Tetrahedral amorphous carbon films have attracted considerable interest because they can be used as an inexpensive and easily produced wide band-gap semiconductor (2.0-2.7 eV) in the fabrication of heterojunction devices, thin film transistors and large area flat-emitter display materials" [1]. Relaxation processes are vital for useful diamond or diamond-like films, which usually have large grown-in stresses. Stress relief reduces the chances of delamination. Post-growth annealing also changes the band gap. There is a supposition for diamond-like films that the reduction in band gap with post-growth annealing can be attributed to the encroachment of the gap by aromatic pi-pi* states. It is argued that the pi-pi* gap in DLC decreases as the size of the aromatic system increases, in the same way as it does for polyaromatic molecules. All sp3 systems eventually graphitise with temperature (sp3 to sp2 conversion), but there is evidence that sp2 carbon atoms can effectively aggregate during annealing, without further conversion of sp3 atoms [2].
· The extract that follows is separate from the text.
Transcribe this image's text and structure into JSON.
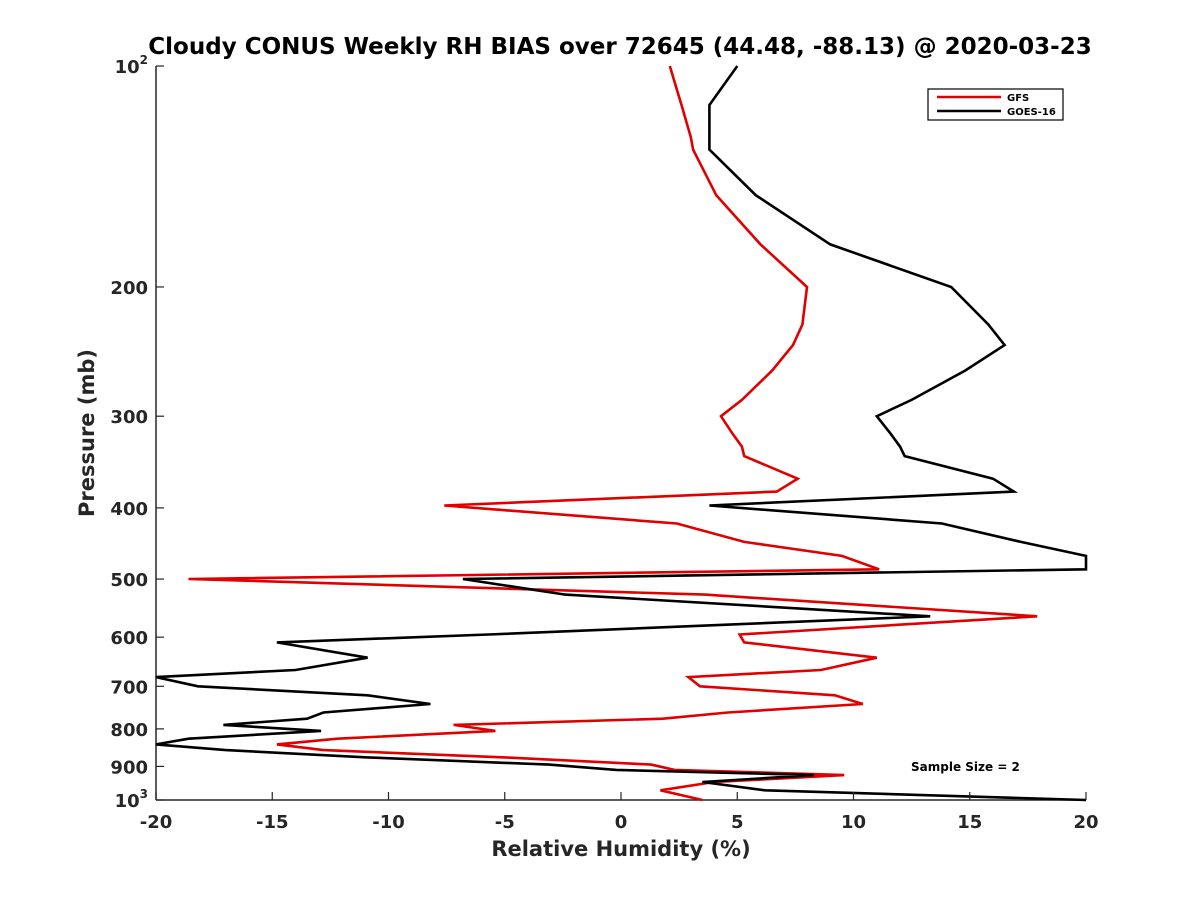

We have used dislocations in crystalline diamond as models for some of the environments and processes occurring within diamond-like carbon and tetrahedral amorphous carbon. Our justification is that a dislocation core shares some of the features of the amorphous state (i.e. non-crystalline ring statistics) and that structural changes are easily identified with dislocation motion. Clearly, the model has most applicability for films with a density approaching that of diamond. We have investigated the possibilities that the cores of dislocations in diamond are graphitised, and that dislocations can glide together to form climb dipoles which nucleate graphitic regions. Furthermore, we draw on previous work which gave the activation energy for motion of dislocations in the presence and in the absence of hydrogen to deduce the activation energies of the process of sp2 aggregation within an sp3 carbon network [3].

[1] K. Zellama, Current opinion in Solid State and Materials Science, 4, 34 (1999). [2] R. Kalish, Y. Lifshitz, K. Nugent and S. Prawer, Appl. Phys. Lett., 74, 2936 (1999). [3] M. I. Heggie, S. Jenkins, C. P. Ewels, P. Jemmer, R. Jones and P. R. Briddon, J. Phys. Condens. Matter, 12, 10263 (2000).